What followed were numerous hospitalizations in psychiatric wards, stabilization with medication, then spirals downward when he stopped taking the medication. There were periods of paranoia and illusions of grandiosity.
People with schizoaffective disorder, a serious mental disorder that can involve psychotic breaks from reality and wide mood swings, often must take a cocktail of medications that produce many side effects. Patients sometimes have trouble accepting a lifetime of heavy medication, and Raff would go through cycles getting stable, seeming to stay on his medicines, then falling away and returning to illness and psychiatric facilities, his father said.
Several months ago, Garold Raff purchased a home in Felton where his son was living. Raff liked the Bay Area he disliked Southern California and he held many jobs while living here. Early on, he worked for a landscaping company as an installer, his father said, laboring 10 hours a day four days a week. But then the company upped his 10-hour days to five.
"He burned out," his father said.
As time went on, his illness became more severe, his father said. About a month ago, Raff attempted suicide, was taken to a hospital emergency room and later placed in a locked psychiatric ward. It was his second attempt in a year. The first had taken place in Southern California, according to his father.
After becoming stable, he was transferred to La Selva. He was allowed to sign out to take a walk on the street for a short period of time.
But the overall restrictions on his life because of his illness were sometimes frustrating, his father said.
"Every now and then he was disgusted and excitable about the circumstances he was living in," his father said.
Since his son entered La Selva, Garold Raff said he only had a few passing conversations with staff. But he had a feeling that his son's mental state was unraveling again.
"I didn't sense that things were going right; I wanted to talk to them. I was trying to find out what they do. I was getting nervous," Garold Raff said. "It was the same feeling of 'I don't know where this is going' sort of thing. The system just leaks away."

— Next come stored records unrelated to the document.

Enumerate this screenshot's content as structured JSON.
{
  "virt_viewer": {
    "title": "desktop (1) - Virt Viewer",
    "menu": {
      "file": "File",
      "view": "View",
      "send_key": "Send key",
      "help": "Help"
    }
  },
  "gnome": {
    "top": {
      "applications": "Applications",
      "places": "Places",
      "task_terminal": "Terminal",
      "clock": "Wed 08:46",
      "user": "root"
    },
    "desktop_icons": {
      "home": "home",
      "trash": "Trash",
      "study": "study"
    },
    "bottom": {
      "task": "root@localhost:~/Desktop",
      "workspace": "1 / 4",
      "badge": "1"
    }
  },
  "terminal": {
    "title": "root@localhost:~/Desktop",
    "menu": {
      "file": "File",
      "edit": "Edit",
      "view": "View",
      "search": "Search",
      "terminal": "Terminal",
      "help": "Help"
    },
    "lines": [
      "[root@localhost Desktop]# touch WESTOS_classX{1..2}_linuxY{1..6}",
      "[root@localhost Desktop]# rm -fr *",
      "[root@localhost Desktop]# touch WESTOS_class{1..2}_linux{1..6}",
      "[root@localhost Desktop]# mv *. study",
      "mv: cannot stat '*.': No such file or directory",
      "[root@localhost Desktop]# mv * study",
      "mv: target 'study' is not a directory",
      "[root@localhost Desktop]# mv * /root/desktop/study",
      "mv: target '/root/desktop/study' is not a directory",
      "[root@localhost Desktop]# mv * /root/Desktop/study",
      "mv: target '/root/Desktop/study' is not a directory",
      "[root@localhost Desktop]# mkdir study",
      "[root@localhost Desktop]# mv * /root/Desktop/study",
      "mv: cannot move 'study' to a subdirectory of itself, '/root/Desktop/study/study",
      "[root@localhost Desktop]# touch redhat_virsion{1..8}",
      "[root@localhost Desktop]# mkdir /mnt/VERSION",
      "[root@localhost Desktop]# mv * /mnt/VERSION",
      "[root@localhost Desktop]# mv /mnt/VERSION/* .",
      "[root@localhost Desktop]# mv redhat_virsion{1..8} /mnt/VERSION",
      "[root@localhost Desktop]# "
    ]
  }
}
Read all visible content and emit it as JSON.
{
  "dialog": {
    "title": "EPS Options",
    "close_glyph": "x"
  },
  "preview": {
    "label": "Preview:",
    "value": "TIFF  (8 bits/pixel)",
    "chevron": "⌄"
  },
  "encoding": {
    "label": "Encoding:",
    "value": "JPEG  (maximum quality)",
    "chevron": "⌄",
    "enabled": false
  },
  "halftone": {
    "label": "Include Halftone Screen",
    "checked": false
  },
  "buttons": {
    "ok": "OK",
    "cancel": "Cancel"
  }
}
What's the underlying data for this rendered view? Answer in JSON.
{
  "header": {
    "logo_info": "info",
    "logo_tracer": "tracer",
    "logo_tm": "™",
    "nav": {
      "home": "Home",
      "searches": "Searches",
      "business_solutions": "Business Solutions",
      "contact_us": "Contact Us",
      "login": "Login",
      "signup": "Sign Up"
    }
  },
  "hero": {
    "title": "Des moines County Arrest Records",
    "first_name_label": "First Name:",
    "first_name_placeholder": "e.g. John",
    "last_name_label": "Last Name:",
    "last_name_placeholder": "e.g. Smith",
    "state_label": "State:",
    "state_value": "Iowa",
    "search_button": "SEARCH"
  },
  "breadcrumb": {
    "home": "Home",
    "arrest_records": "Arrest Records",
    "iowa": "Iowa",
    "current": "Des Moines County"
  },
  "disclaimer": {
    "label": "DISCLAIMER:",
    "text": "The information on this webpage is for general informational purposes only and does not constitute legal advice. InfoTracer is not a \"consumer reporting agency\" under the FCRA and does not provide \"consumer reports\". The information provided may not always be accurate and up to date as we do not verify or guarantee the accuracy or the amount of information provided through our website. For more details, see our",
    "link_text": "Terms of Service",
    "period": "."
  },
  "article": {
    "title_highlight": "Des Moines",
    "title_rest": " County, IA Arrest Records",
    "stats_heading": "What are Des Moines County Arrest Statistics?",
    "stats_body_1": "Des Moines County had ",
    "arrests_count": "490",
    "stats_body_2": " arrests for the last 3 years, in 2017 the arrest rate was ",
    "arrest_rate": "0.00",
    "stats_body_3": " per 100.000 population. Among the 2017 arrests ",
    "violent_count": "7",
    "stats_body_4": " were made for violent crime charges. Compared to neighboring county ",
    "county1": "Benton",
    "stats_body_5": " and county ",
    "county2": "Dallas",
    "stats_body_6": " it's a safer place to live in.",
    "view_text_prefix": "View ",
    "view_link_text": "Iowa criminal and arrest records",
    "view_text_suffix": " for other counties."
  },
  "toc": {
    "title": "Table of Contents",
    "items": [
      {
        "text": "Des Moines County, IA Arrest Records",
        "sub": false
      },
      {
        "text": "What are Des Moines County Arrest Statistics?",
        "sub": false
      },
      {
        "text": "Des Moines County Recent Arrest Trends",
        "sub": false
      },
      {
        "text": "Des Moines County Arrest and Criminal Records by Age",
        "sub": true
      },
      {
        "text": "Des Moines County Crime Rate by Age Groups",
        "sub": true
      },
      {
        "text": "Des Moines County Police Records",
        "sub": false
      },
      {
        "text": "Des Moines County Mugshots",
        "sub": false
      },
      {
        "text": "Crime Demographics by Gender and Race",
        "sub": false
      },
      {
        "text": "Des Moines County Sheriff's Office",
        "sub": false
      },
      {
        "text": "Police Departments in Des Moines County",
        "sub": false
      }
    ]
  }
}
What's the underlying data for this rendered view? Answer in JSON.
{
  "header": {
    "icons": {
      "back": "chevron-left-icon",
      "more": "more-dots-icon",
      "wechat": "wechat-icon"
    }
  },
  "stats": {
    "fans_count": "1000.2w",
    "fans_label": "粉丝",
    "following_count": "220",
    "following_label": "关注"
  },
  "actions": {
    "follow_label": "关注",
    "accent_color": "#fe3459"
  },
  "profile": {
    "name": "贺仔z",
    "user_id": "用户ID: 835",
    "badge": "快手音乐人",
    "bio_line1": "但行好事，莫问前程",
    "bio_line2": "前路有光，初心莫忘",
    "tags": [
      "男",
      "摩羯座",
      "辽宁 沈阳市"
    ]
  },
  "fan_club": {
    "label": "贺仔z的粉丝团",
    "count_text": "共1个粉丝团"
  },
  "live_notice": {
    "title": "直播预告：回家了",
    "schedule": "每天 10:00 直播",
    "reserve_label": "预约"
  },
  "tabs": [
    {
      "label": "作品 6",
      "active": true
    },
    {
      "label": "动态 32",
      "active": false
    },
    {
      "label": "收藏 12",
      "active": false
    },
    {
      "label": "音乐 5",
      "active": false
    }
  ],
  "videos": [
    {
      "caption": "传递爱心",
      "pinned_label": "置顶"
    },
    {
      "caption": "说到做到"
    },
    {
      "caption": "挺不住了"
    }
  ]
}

As an adult, Raff was protected by privacy laws that often left his parents outside of the circle of his care, his father said. There were "huge gaps" in his son's treatment, and overall, Garold Raff found the profession of psychiatric care to be "erratic as hell."
"I know it's not an exacting profession; it's sort of a fishing expedition," he said.
"I never felt that the system allowed me to receive adequate information to feel comfortable with his conditions," he said.
When asked Monday if anyone at La Selva had reached out to him since his son's death, Garold Raff was silent for a long time so long that it seemed as though the phone line had disconnected.
"I'm stunned," he said, pausing again. "No, I haven't heard from them."
Michael Hayes director of development and communications for the Momentum For Mental Health, the nonprofit parent organization to La Selva Group said in an email on Monday that the organization could not comment to the public on details related to the incident.
"As you can imagine there is much sensitivity around this topic and really no ability to elaborate given this is still an open investigation," he wrote.
Momentum released a statement Monday morning that read in part: "Our residential program ... is a Transitional Residential program. It is fully licensed by the State of California Department of Social Services and Department of Health since 1979.
"This program is staffed by over a dozen mental health professionals including psychiatrists, psychologists, nursing staff and experienced clinicians who usually work with 12 residents at a time."
Garold Raff said he holds a picture in his mind of his son before the illness robbed him of his life.
"He was really a handsome kid blue eyes, blonde hair and a great smile," he said.